When Broncos have the ball

Denver will be without its top running back Phillip Lindsay (wrist) and top wide receiver Emmanuel Sanders (Achilles) for a game that means nothing to the franchise, at least as it relates to this season. Rookie Royce Freeman figures to take over for Lindsay, who was lost Monday as the Broncos were falling to Oakland. In three games without Sanders, quarterback Case Keenum has been relying more on Courtland Sutton. All of which means the Chargers are facing an opponent that is limited on offense. In losing its last three games, Denver has scored 14, 16 and 14 points. In the teams’ first meeting, the Chargers’ defense broke down over the final 18 minutes, allowing the Broncos to score three times — two touchdowns and a field goal — on their final four possessions, one of which began deep in Chargers territory because of a turnover. Given the current state of Denver’s offense, however, the threat of such a finish this time seems to be greatly diminished. Against the Raiders last week, six of the Broncos’ first seven possessions ended in punts and the other in a missed 58-yard field goal.

When they kick

Michael Badgley has been relatively quiet for a couple of weeks after emerging as the long-awaited answer for the Chargers. He is 15 of 16 on field goals and 24 of 25 on extra points.
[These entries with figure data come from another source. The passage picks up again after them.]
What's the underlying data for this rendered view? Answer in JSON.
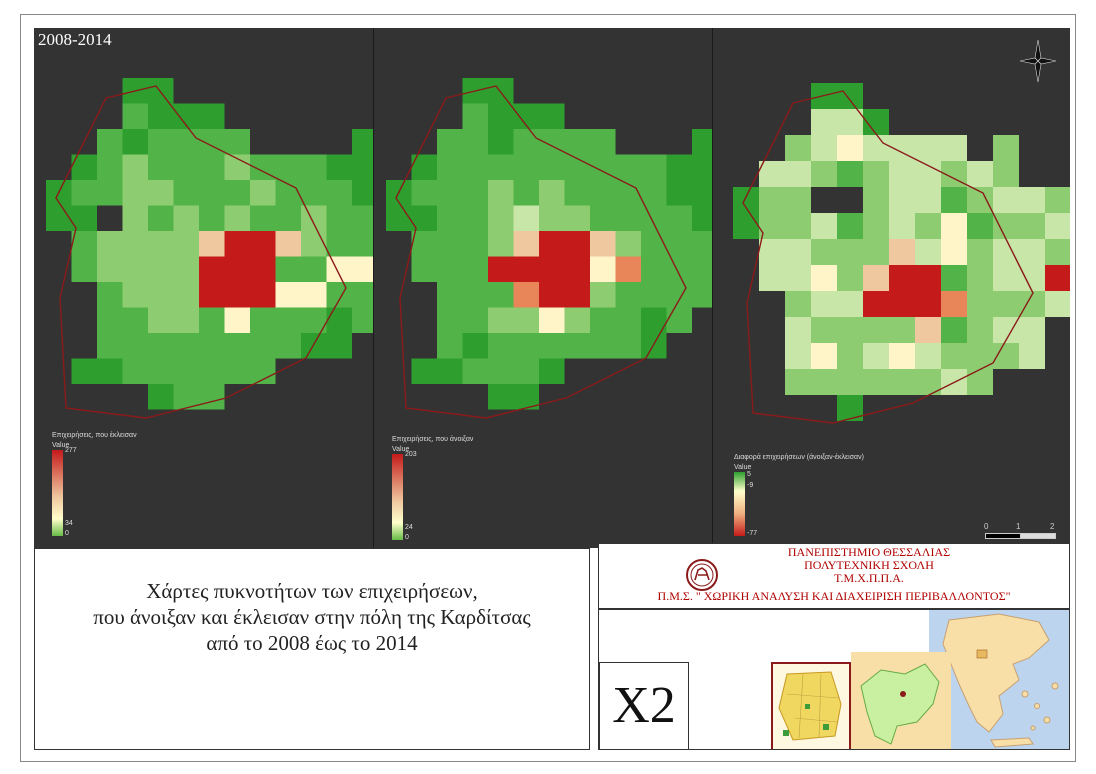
{
  "period_label": "2008-2014",
  "maps": [
    {
      "legend_title": "Επιχειρήσεις, που έκλεισαν",
      "legend_sub": "Value",
      "legend_max": "277",
      "legend_min": "34",
      "legend_zero": "0",
      "ramp_colors": [
        "#c41a1a",
        "#f0c8a0",
        "#ffffcc",
        "#66bb44"
      ]
    },
    {
      "legend_title": "Επιχειρήσεις, που άνοιξαν",
      "legend_sub": "Value",
      "legend_max": "203",
      "legend_min": "24",
      "legend_zero": "0",
      "ramp_colors": [
        "#c41a1a",
        "#f0c8a0",
        "#ffffcc",
        "#66bb44"
      ]
    },
    {
      "legend_title": "Διαφορά επιχειρήσεων (άνοιξαν-έκλεισαν)",
      "legend_sub": "Value",
      "legend_max": "5",
      "legend_mid": "-9",
      "legend_min": "-77",
      "ramp_colors": [
        "#2e9e2e",
        "#ffffcc",
        "#f0b080",
        "#c41a1a"
      ]
    }
  ],
  "scale": {
    "ticks": [
      "0",
      "1",
      "2"
    ]
  },
  "title_lines": [
    "Χάρτες πυκνοτήτων των επιχειρήσεων,",
    "που άνοιξαν και έκλεισαν στην πόλη της Καρδίτσας",
    "από το 2008 έως το 2014"
  ],
  "institution_lines": [
    "ΠΑΝΕΠΙΣΤΗΜΙΟ ΘΕΣΣΑΛΙΑΣ",
    "ΠΟΛΥΤΕΧΝΙΚΗ ΣΧΟΛΗ",
    "Τ.Μ.Χ.Π.Π.Α.",
    "Π.Μ.Σ. \" ΧΩΡΙΚΗ ΑΝΑΛΥΣΗ ΚΑΙ ΔΙΑΧΕΙΡΙΣΗ ΠΕΡΙΒΑΛΛΟΝΤΟΣ\""
  ],
  "map_code": "X2",
  "colors": {
    "background": "#333333",
    "dark_green": "#2e9e2e",
    "green": "#52b448",
    "light_green": "#8dcc70",
    "pale_green": "#c8e6a8",
    "cream": "#fff5c8",
    "peach": "#f0c8a0",
    "orange": "#e8865a",
    "red": "#c41a1a",
    "boundary": "#8b1a1a"
  }
}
Brandon McManus beat the Chargers during Week 11 with a 34-yard field goal as time expired. He's 19 of 24 on field goals and has made all 35 of his extra points. The Chargers lost their season opener in 2017 in Denver when a potential tying field goal by Younghoe Koo in the closing seconds was blocked. That moment began a downturn that saw the Chargers roll through five other kickers before settling on Badgley. So, yeah, there’s a little recent history between these AFC West rivals in this category.

Jeff Miller’s prediction

In their regular-season finale, the Chargers have everything to play for — unless they have nothing to play for. A victory or tie means something only if Kansas City loses at home to 4-11 Oakland, a development that sounds about as likely right now as a lobster winning the Kentucky Derby. But this is the NFL, where common-sense results and absurd ones are separated each week by only a handful of plays.